20XX年12月25日 "Apocalypse Before"
20XX年12月25日 "Apocalypse Before" ( "黙示録の前")
「……はぁ? ありえないだろそんなん……。」
俺は心底呆れながらそう言った。
「いやいや!本当なんだって! 動画も見たんだぜ!? 」
俺が呆れている事など露知らず、同じ大学に通っている幼馴染の良は真剣な顔を俺に近づけながらそう言った。
「……大体さぁ、ゾンビ? そんなの居るわけないだろ……。」
──俺は心底呆れながらそう言った。
……ったく、世間はクリスマスムード一色でこんなに華やかでカップルが溢れかえってるってのに……俺は彼女もいなくてこうして訳の分からん事を真剣に喋ってる友達の話を聞いている、か……。
──……あぁ、泣けてくる……。
「だーかーらっ! 日本じゃほーどーきせーってやつでニュースにはなってねえけど本当だって! その証拠に最近いろいろ厳しいだろ!? 」
──……まあ、確かに最近空港の検疫がかなり厳しくなってるって言うし、大学で全員月一で健康診断受けさせられるよなぁ……、けど……。
「流石にゾンビなんてありえねぇって。
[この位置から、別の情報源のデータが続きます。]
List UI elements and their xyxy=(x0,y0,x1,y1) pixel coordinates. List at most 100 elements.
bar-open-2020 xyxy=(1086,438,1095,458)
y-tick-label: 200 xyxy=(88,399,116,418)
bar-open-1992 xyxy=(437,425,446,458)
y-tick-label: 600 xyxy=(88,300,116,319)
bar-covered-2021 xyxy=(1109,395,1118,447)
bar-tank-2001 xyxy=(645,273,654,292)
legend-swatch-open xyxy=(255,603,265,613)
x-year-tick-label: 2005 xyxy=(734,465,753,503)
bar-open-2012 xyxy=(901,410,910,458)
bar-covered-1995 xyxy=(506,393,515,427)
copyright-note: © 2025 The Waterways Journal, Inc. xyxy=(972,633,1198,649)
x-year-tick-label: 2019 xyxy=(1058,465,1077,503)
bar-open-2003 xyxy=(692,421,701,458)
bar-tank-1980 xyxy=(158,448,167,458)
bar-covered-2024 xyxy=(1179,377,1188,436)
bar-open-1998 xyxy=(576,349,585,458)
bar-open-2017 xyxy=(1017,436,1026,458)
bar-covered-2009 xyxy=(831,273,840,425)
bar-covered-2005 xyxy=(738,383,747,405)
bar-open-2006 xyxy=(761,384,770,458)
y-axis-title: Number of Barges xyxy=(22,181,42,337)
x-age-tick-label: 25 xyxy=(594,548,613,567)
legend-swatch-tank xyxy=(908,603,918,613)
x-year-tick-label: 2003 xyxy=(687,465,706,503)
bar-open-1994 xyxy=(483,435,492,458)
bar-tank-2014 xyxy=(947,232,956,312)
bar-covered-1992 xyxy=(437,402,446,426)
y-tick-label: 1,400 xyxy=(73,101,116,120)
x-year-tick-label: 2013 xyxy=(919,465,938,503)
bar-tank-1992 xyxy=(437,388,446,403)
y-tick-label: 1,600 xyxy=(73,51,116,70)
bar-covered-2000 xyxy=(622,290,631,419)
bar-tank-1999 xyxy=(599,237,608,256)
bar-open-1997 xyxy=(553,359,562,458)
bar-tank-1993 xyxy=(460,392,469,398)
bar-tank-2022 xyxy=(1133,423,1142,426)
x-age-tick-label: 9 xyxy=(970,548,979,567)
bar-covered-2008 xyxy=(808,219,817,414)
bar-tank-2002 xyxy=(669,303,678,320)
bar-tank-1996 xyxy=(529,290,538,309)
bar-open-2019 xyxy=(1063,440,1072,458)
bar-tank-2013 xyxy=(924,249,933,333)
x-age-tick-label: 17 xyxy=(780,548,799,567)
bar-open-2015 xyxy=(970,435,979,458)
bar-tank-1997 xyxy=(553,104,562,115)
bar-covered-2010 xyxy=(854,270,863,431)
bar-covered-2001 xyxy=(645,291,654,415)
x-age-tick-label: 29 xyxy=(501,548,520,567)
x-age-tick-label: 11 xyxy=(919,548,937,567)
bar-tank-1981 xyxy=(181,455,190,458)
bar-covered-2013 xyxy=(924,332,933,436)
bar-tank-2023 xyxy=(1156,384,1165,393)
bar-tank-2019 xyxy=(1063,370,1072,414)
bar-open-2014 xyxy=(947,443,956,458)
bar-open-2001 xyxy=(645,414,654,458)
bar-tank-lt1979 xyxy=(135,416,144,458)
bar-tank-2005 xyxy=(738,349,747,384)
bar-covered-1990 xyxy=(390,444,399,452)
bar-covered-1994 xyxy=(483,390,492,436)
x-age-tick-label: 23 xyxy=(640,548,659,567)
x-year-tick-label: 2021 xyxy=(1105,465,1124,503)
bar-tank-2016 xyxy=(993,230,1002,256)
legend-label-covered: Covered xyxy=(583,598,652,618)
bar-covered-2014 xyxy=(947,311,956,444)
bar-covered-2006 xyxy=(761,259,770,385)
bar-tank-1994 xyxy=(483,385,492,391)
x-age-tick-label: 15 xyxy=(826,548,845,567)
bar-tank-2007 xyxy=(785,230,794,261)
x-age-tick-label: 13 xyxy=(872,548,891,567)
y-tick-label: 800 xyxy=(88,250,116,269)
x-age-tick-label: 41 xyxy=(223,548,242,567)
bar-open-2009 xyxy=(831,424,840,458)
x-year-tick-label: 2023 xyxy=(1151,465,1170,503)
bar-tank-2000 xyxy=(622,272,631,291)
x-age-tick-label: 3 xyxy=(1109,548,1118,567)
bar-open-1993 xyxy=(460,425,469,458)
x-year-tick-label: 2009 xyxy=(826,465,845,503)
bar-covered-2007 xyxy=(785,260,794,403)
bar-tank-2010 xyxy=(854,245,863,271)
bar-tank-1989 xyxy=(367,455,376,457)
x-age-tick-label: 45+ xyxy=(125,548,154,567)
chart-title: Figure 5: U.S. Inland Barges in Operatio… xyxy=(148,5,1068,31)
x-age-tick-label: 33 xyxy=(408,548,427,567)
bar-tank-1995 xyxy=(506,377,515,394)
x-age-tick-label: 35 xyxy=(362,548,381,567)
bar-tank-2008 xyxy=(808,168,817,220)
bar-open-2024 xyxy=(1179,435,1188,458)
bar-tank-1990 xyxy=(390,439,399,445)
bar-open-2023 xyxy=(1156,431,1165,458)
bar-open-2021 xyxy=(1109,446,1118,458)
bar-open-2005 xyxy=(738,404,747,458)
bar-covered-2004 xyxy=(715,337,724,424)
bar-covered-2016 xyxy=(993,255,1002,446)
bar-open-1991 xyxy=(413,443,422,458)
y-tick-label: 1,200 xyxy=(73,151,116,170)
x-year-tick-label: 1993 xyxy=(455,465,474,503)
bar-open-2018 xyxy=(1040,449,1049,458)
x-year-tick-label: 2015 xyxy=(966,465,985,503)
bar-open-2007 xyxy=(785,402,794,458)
」
そう言う俺に対し、良は少しイラついた様な声で、
「例の隕石が落ちた周辺で死んだ人間が生き返ったんだよ! それで生き返った奴らは人を食う様になったんだぜ!? それで食われたやつも蘇って……って、言う感じに増えて行ってるらしいんだよ! あとゾンビじゃねえって! いいか、向こうじゃアンデットって呼ばれて──。」
「ギャアアアアアァァァァァッッッ!」
「……へっ? 」
俺たちの頭は一瞬真っ白になった。
──何故かって?
答えは簡単。少し離れた席に座っていたすげえ具合の悪そうな婆さんがいきなり連れの爺さんの首に噛み付いて、その爺さんが血を噴水の水みたいに吹き出しながら断末魔の悲鳴を上げたら……ポカンとなるだろ?
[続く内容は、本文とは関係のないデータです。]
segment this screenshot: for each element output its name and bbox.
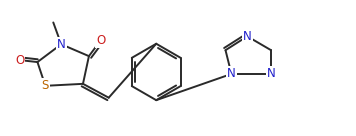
Text: N: N [227,67,236,80]
Text: N: N [267,67,276,80]
Text: N: N [57,38,66,51]
Text: O: O [15,54,24,67]
Text: O: O [96,34,105,47]
Text: S: S [42,79,49,92]
Text: N: N [243,30,252,43]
……そして、俺は気がついたら良の手を強く握ってカフェの外にいた。
──周りにいる人はみんなパニックになってて、さっきまでいたカフェの中では爺さんの首に噛み付いていた婆さんと……噛まれた爺さんが、逃げ遅れたのであろう人を……喰っていた。
「……ぅっ。」
喉の奥から何かがこみあげて来る……けど俺は必死にそれを飲み込み……馬鹿みたいに口開けて立ち尽くしてる良の手を握り、逃げた。